毎回、介護にまつわる問題点やちょっと困った介護スタッフの珍行動、介護現場での珍事件などを紹介するこのコーナー。
今週は、「東京出身者はトク? 損?」という話題について紹介します。
東京都出身のヘルパーが、徳島県に移住して戸惑ったこと
総務省統計局が今年4月に発表した人口推計によると、全国47都道府県のうち、人口が増えたのは東京、沖縄、埼玉、愛知、千葉、神奈川、福岡の7県。
秋田県では1年間で1.3%も人口が減少するなど、一極集中が顕著となっている。
そんななか、東京から徳島に移り住み、現在訪問ヘルパーとして働くのが40代の女性・キヨコさん。
すでにヘルパー歴は10年近くに及ぶ彼女だが、東京出身で戸惑うことも少なくなかったという。
キヨコさんは東京都目黒区で生まれ、幼稚園から大学まで都内の学校に通った生粋の東京っ子。しかし大学時代に出会った彼氏が徳島県出身で、その彼が就職とともに地元に帰ったため、徳島県に嫁いだ。
夫は地元の市役所で公務員として働き、子どもを3人もうけたキヨコさんは、10年ほど前に家計を助けるためにヘルパーになり、今も同じ職場で稼働中。
そんなキヨコさんがいう。
「勤務初日、『よろしくお願いします。
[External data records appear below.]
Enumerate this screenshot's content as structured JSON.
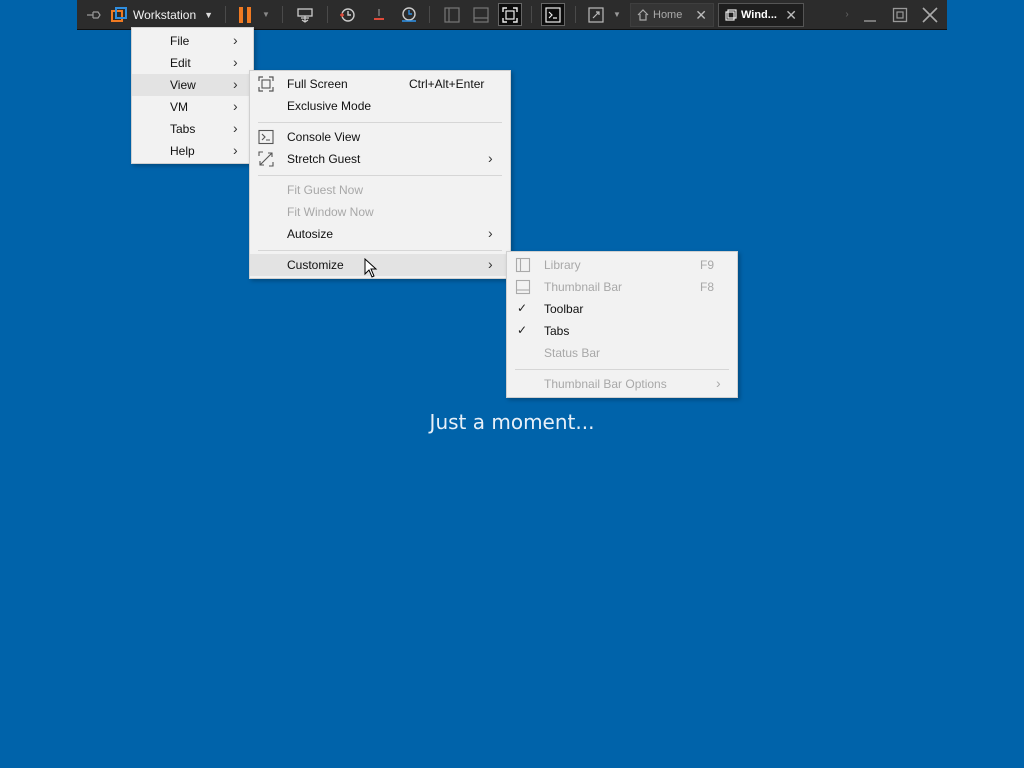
{
  "toolbar": {
    "workstation_label": "Workstation",
    "accent_pause": "#f07a22",
    "icons": [
      "pin-icon",
      "workstation-icon",
      "dropdown-icon",
      "pause-icon",
      "send-keys-icon",
      "snapshot-icon",
      "revert-icon",
      "snapshot-manager-icon",
      "library-icon",
      "thumbnail-icon",
      "fullscreen-icon",
      "console-icon",
      "stretch-icon",
      "minimize-icon",
      "restore-icon",
      "close-icon"
    ],
    "tabs": [
      {
        "label": "Home",
        "active": false
      },
      {
        "label": "Wind...",
        "active": true
      }
    ]
  },
  "main_menu": {
    "items": [
      {
        "label": "File"
      },
      {
        "label": "Edit"
      },
      {
        "label": "View",
        "highlighted": true
      },
      {
        "label": "VM"
      },
      {
        "label": "Tabs"
      },
      {
        "label": "Help"
      }
    ],
    "arrow": "›"
  },
  "view_menu": {
    "items": [
      {
        "label": "Full Screen",
        "shortcut": "Ctrl+Alt+Enter",
        "icon": "fullscreen-icon"
      },
      {
        "label": "Exclusive Mode"
      },
      {
        "label": "Console View",
        "icon": "console-icon"
      },
      {
        "label": "Stretch Guest",
        "icon": "stretch-icon",
        "submenu": true
      },
      {
        "label": "Fit Guest Now",
        "disabled": true
      },
      {
        "label": "Fit Window Now",
        "disabled": true
      },
      {
        "label": "Autosize",
        "submenu": true
      },
      {
        "label": "Customize",
        "submenu": true,
        "highlighted": true
      }
    ]
  },
  "customize_menu": {
    "items": [
      {
        "label": "Library",
        "shortcut": "F9",
        "disabled": true,
        "icon": "library-icon"
      },
      {
        "label": "Thumbnail Bar",
        "shortcut": "F8",
        "disabled": true,
        "icon": "thumbnail-bar-icon"
      },
      {
        "label": "Toolbar",
        "checked": true
      },
      {
        "label": "Tabs",
        "checked": true
      },
      {
        "label": "Status Bar",
        "disabled": true
      },
      {
        "label": "Thumbnail Bar Options",
        "disabled": true,
        "submenu": true
      }
    ],
    "check_glyph": "✓"
  },
  "guest": {
    "status_text": "Just a moment...",
    "background": "#0063aa"
  }
}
こちら(徳島)出身の夫と結婚しまして東京から参りました』と、挨拶すると、『すご~い』『東京だって~~』と、先輩の女性スタッフから大いに驚かれました。
完全に徳島の人間となった今ではその気持ちも理解できるのですが、地元の人には『東京=スゴい所』という感覚があり、『そこで育った人=スゴい人』と感じるようなんです。
最初の頃は、業務の説明を一度でパッと理解すると『やっぱり東京の人は違うね』と言われたり、パソコンの使い方に戸惑うと『東京の人なのにできないの?』と言われたりしました」
今となっては笑い話だが、当時は少し戸惑ったというキヨコさん。訪問先でも同じようなことは頻発したという。
標準語が冷たい印象になることも?
キヨコさんはこうも言います。
「夫は学生時代、全然なまりがなかったのですが、一緒に徳島に来てみると、地元の人が話す言葉は関西弁に極めて近いものでした。
夫が言うには、『徳島県人が地元の言葉で話すと、関西人から“変な関西弁だ”とバカにされるので、標準語で話していた』のだそうです。
だから私が徳島で普通に標準語を話すと、一発で“ヨソの人”というのがバレてしまい、
『あんたどこの人?』
『どっから来たん?』
と、毎回のように聞かれ、『東京です』と答えると、
『なんで徳島に(来た)?』
『東京からね(やや冷たい視線)』
といった返事が返ってきました。
お年寄りの方は、標準語が冷たいと感じたり、東京の人にネガティブな印象を持っていることも少なくなかったですね。
今は徳島弁が混ざるようになってきたので、そういうことも減ってきましたが、標準語がデメリットに働くこともあるようです」
ただしキヨコさんは、「無理をして方言を使うのも、それはそれでダメ。聞いていて気持ちが悪いみたいです」とも語っている。
東京出身に限らないが、言葉の問題に関しては“自然体”で臨むことが一番の対処法なのかもしれない。